Saturday, July 15, 2017

PhD in stress

I am really beginning to hate Saturdays.  This is the day when Scarlett and I have our couples counseling session.  And they never quite go the way I think they should.  But first a little background if only for me.

The Shah was the one who referred me to Irving back in February.  Which at the time was a bit strange.  He told me that for a couples counselor I should be looking for a female psychologist who was NOT a marriage and family therapist.  The goal was to find someone that would look at this situation objectively, determine whether in fact what was left of this marriage could or should be saved, what was best for the two parties involved and then assist one or both in making the needed transition.  But....Irving is NOT female and he IS a marriage and family therapist.  However the Shah assured me that this was the guy I was looking for.  Well as I discovered this past Thursday, Irving and the Shah haven't really conversed in the past two or so years...which goes a long way in explaining how I wound up with someone the exact opposite of what he himself said I wanted.

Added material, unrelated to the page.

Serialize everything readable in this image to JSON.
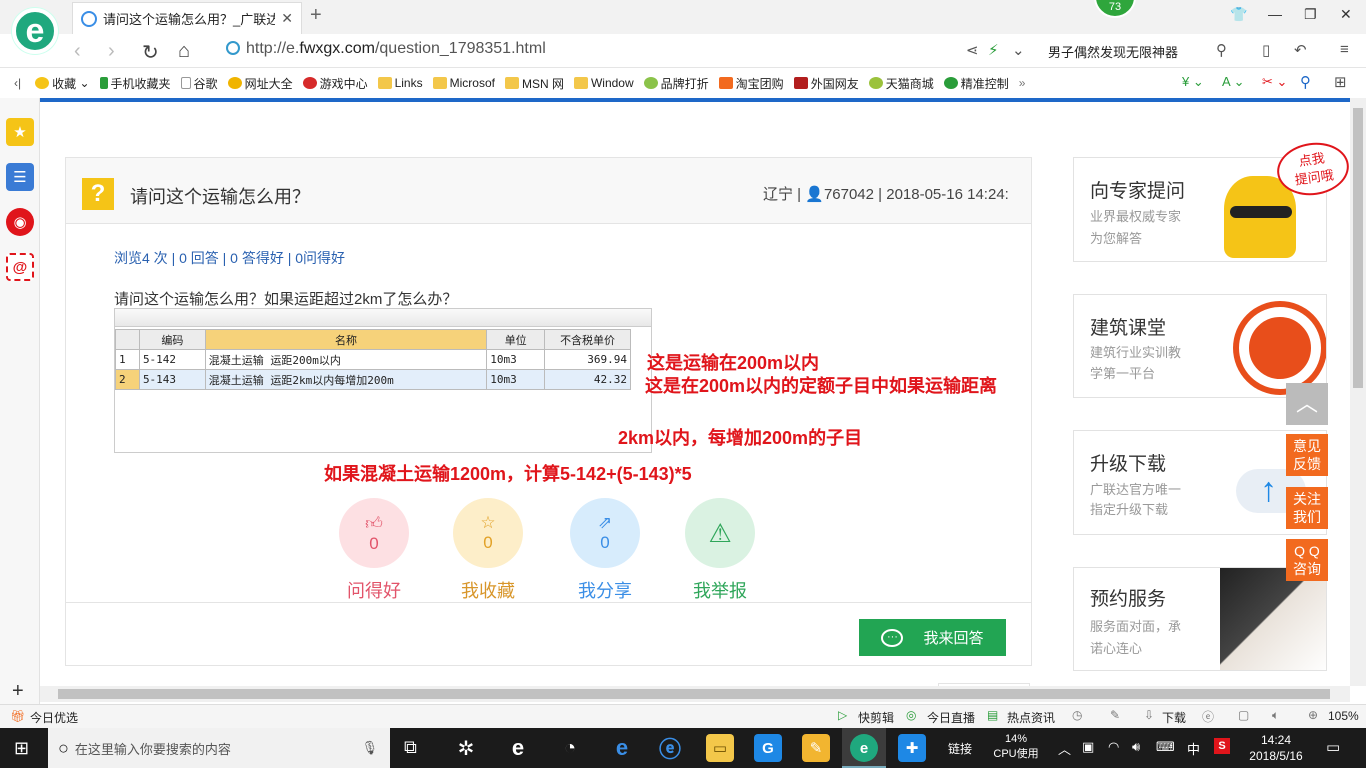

So I've taken a number of the opportunities presented to me in these couples sessions to point out Irving's bias when it comes to marriage vs. what might be best for those involved, his lack of objectivity as well as what is very apparently goal seeking.  No doubt there are many areas in life where these are good attributes to have.  Not so much in couples counseling IMO.

Anyway.  First topic of the day was stress.  Apparently I arrived looking quite stressed and worn out.  And this I guess was the first time he noticed.....So I tell him that as a matter of fact I am stressed.  Have been for about a year now.  2 guesses as to why and the first one doesn't count.  His cure?  Well that's why we have to work on getting you two back together.  Uh, hold it.  Your bias is showing as well as your lack of objectivity.  I think what we need to do is determine what is in each of our best interests.  Well he agreed with that.  Wow.  Thanks.  But is there someway to not agree with that?

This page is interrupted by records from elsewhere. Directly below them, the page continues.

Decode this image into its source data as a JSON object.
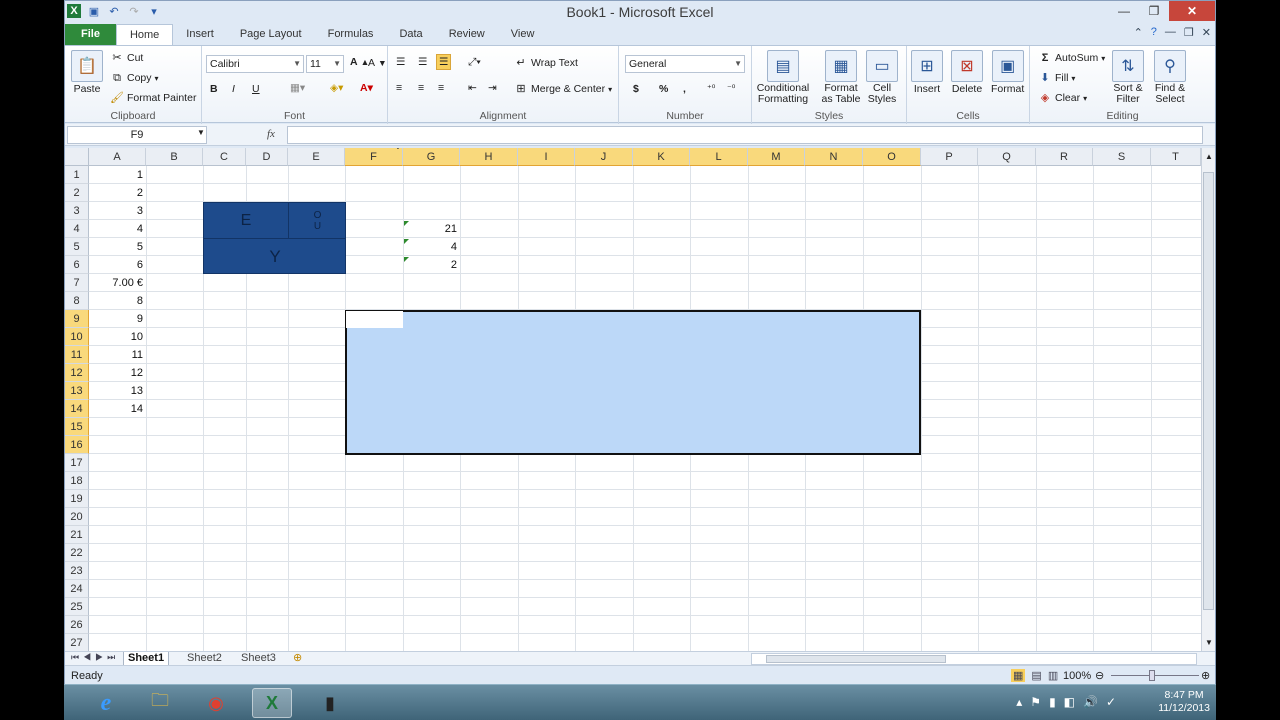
{
  "window": {
    "title": "Book1 - Microsoft Excel",
    "minimize": "—",
    "restore": "❐",
    "close": "✕"
  },
  "ribbon_tabs": [
    "File",
    "Home",
    "Insert",
    "Page Layout",
    "Formulas",
    "Data",
    "Review",
    "View"
  ],
  "clipboard": {
    "paste": "Paste",
    "cut": "Cut",
    "copy": "Copy",
    "format_painter": "Format Painter",
    "label": "Clipboard"
  },
  "font": {
    "name": "Calibri",
    "size": "11",
    "bold": "B",
    "italic": "I",
    "underline": "U",
    "label": "Font"
  },
  "alignment": {
    "wrap": "Wrap Text",
    "merge": "Merge & Center",
    "label": "Alignment"
  },
  "number": {
    "format": "General",
    "currency": "$",
    "percent": "%",
    "comma": ",",
    "label": "Number"
  },
  "styles": {
    "conditional": "Conditional Formatting",
    "format_table": "Format as Table",
    "cell_styles": "Cell Styles",
    "label": "Styles"
  },
  "cells": {
    "insert": "Insert",
    "delete": "Delete",
    "format": "Format",
    "label": "Cells"
  },
  "editing": {
    "autosum": "AutoSum",
    "fill": "Fill",
    "clear": "Clear",
    "sort": "Sort & Filter",
    "find": "Find & Select",
    "label": "Editing"
  },
  "formula_bar": {
    "name_box": "F9",
    "fx": "fx",
    "value": ""
  },
  "columns": [
    "A",
    "B",
    "C",
    "D",
    "E",
    "F",
    "G",
    "H",
    "I",
    "J",
    "K",
    "L",
    "M",
    "N",
    "O",
    "P",
    "Q",
    "R",
    "S",
    "T"
  ],
  "rows": [
    "1",
    "2",
    "3",
    "4",
    "5",
    "6",
    "7",
    "8",
    "9",
    "10",
    "11",
    "12",
    "13",
    "14",
    "15",
    "16",
    "17",
    "18",
    "19",
    "20",
    "21",
    "22",
    "23",
    "24",
    "25",
    "26",
    "27"
  ],
  "colA_values": [
    "1",
    "2",
    "3",
    "4",
    "5",
    "6",
    "7.00  €",
    "8",
    "9",
    "10",
    "11",
    "12",
    "13",
    "14"
  ],
  "colG_values": [
    "21",
    "4",
    "2"
  ],
  "merged_box": {
    "e": "E",
    "o": "O",
    "u": "U",
    "y": "Y"
  },
  "sheets": [
    "Sheet1",
    "Sheet2",
    "Sheet3"
  ],
  "status": {
    "ready": "Ready",
    "zoom": "100%"
  },
  "clock": {
    "time": "8:47 PM",
    "date": "11/12/2013"
  },
  "colors": {
    "accent": "#2f8a3b",
    "selection": "#bcd8f8",
    "box": "#1e4b8c",
    "header_sel": "#f9d97c"
  }
}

Scarlett was staying silent so I ran him through all the past weeks highlights culminating in Scarlett's suitcase maneuver.  Told him that about 45 minutes after she'd left that I felt more relaxed and calm than I had in months and months and months.  And that when Scarlett reappeared on Friday that she had said she felt very relaxed once she got out of there.

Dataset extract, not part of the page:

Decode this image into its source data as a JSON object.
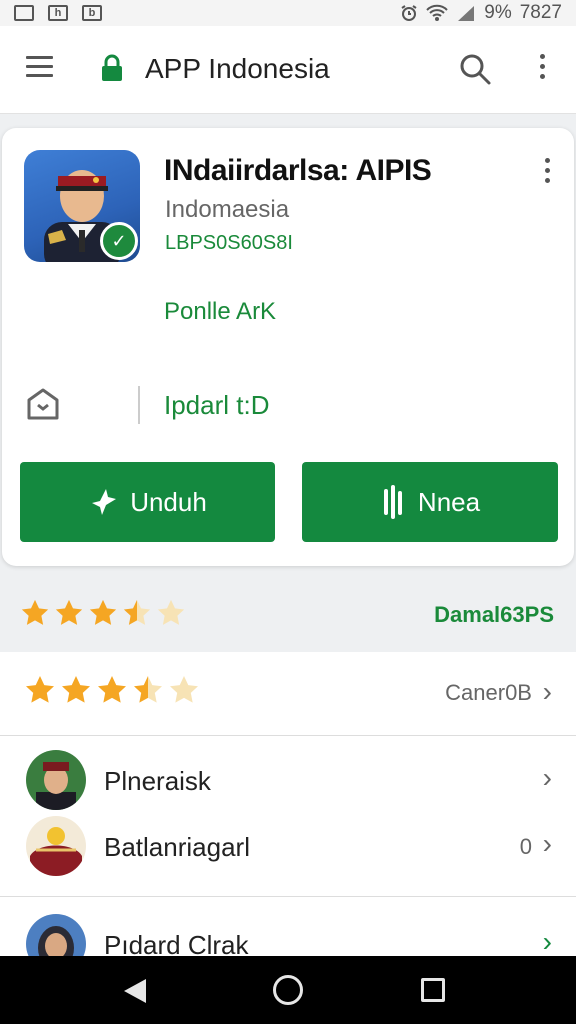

But I'm talking to someone with a PhD so what seemed like an obvious connection there to me just blew right past him.  Or he caught it but since it did not fit his narrative he needed to ignore it.  Sometimes I wonder if once I step into that room I just start speaking Swahili because what I say does not seem to be understood.

And what did Scarlett have to say on all this?

She knows she's been very erratic this past year (really?  wow, what insight) but that's only because she is such an emotional person and all of her reactions and emotions are PERFECTLY normal.  Someone told her that.  Someone obviously who was unaware of the full range and scope of her actions and reactions.  But "God" told her he was making something better for her.  Now, a few months back, this something better I was told was a better man.  Today I am told, no, not a man, but a better marriage.  I guess that's one of the perks of having "God" talk to you and only you.  You can change what he said to fit your current psychosis.  So now she is back to "fighting for the marriage", digging in her heels, waiting me out etc. etc. etc.

I've been on this ride before.  But unlike most carnivals, the rides in this one vary in length and intensity each time you're on them.  But none of them are fun.  And the clowns here are mean too.  No candy apples and no exit yet that I can find.

I hate carnivals.

2 comments:

  1. IMHO this seems to be a waste of good money and time. Nothing is being resolved except one persons bank account (Irving) growing as you slip further in to depression, which also takes it's toll on you physically. Simply put walk away from this educated idiot. You can't fix stupid and this guy (Irving) shows all the traits of stupidity in it's purest form, not to mention greed at a level that shows a complete lack of caring for the individuals involved in the therapy.

    And Mrs. Vern suggests that Irving live with Scarlett for a while before he comes up with more stupidity. Hell who knows he might even pay for your divorce then.

    You know me, I speak my mind, some times not so eloquently as is needed. So in this case "Stop Feeding the Pig."

    ReplyDelete
  2. AnonymousJuly 16, 2017

    Ida likes Mrs. Vern's suggestion!